The legendary Mexican guitar duo of Rodrigo y Gabriela, purveyors of beautifully wistful, Latino balladry, will release their fourth album late this month, revealing the news through a twitter update thast described the forthcoming record thusly: “Each track is a personal celebration of individuals of who have passed on, but through their deeds and words still resonate in the 21st century.” Although arguably slightly morbid, 9 Dead Alive is sure to be yet another fantastic episode to the couple’s story.

• Damon Albarn – Everyday Robots (Parlophone, April 28)

The incomparable Blur frontman and serial collaborator releases his highly-anticipated debut solo effort under his own name, Everyday Robots, in the last week of April. The already released tracks, “Everyday Robots” and “Lonely Press Play”, are indicative of a more melancholic tone than his previous work with the Britpop group, featuring industrial, electronic elements and a vocal timbre not dissimilar to London art-rockers Golden Silvers. Having recently been announced as headlining Suffolk festival, Latitude, 2014 is shaping up to be another big year for the Essex musician.

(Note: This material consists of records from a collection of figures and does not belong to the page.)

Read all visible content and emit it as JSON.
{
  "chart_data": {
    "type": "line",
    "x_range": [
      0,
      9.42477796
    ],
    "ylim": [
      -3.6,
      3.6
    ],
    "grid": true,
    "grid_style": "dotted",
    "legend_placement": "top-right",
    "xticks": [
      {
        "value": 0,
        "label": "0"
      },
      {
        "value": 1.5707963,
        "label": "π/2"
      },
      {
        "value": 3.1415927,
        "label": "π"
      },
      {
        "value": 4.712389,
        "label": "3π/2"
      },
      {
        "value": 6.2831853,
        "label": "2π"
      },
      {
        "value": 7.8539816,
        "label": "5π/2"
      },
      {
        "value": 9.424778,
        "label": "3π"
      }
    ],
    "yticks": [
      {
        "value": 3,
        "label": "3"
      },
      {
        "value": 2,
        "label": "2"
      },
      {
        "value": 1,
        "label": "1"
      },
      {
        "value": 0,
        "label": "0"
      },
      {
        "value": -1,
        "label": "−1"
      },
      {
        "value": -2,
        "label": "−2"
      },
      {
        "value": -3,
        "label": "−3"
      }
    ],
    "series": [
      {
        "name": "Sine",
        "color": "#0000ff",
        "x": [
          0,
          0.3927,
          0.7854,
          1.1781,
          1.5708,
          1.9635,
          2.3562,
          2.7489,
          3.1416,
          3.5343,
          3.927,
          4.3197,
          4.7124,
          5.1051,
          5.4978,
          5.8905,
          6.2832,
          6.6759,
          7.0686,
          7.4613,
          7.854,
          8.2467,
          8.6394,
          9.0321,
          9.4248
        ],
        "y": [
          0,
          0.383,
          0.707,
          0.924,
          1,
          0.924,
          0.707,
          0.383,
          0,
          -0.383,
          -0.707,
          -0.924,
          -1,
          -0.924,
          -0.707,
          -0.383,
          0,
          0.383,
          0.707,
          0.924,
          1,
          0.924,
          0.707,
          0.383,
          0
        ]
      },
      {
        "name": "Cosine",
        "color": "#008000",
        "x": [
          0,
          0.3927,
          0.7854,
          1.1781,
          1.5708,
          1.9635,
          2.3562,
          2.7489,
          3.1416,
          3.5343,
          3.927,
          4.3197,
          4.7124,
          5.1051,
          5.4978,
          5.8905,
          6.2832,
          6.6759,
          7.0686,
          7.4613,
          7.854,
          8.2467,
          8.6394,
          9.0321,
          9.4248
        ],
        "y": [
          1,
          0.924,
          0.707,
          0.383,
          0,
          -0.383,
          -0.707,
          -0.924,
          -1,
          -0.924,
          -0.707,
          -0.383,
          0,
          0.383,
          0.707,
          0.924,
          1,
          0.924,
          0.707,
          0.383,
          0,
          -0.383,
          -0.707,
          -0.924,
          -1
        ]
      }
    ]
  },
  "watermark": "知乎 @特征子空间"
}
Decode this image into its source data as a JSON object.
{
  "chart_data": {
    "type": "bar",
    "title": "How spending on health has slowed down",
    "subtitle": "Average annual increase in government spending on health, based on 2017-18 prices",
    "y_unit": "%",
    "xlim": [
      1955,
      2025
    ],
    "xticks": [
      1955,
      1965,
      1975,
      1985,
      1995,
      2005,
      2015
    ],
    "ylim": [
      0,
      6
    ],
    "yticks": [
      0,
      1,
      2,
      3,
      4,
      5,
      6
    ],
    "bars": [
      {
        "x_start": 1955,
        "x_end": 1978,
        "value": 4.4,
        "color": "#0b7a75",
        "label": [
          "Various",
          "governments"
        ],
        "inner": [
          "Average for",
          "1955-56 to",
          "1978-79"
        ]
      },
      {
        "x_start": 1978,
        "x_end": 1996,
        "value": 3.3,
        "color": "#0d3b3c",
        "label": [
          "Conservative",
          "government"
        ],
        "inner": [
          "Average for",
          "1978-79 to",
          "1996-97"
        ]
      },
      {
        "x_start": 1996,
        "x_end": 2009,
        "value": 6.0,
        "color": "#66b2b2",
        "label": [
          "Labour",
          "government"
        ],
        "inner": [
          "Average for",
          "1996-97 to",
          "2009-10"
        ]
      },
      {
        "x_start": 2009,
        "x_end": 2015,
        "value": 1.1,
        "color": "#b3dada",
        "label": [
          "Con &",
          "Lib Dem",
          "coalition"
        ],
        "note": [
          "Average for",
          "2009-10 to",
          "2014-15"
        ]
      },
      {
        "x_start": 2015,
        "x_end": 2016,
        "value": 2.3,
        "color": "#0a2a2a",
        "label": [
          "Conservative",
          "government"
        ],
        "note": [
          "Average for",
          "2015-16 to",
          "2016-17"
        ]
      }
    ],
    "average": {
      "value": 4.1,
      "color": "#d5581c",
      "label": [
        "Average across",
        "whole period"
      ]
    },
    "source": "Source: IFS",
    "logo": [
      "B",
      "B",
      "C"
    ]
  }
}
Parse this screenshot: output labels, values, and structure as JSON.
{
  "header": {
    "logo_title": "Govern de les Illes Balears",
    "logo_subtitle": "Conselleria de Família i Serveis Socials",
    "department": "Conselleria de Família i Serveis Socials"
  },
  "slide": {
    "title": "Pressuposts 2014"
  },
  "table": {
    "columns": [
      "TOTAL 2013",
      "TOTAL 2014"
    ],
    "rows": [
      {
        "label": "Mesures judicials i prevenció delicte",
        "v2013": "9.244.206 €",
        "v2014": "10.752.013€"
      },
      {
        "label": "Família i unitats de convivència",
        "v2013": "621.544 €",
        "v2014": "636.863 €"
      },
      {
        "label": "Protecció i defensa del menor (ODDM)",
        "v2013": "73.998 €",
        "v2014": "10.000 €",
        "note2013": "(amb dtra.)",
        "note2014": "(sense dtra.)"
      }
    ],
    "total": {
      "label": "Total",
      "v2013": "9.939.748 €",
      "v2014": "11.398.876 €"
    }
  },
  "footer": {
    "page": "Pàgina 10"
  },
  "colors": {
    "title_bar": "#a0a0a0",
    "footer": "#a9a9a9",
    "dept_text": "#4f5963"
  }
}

• Pixies – Indie Cindy (Pixies Music, April 28)

Indie Cindy will be the Boston post-punk, poster boy’s fifth record, and their first since 1991’s Trompe le Monde, 21 years ago. Having lost critically-acclaimed bassist and lynchpin, Kim Deal in 2013, the band have yet to overcome their doubters since their reunion in 2004. Whatever happens, April 28 is a perfect opportunity to reimagine some of the nineties most exciting and influential music output.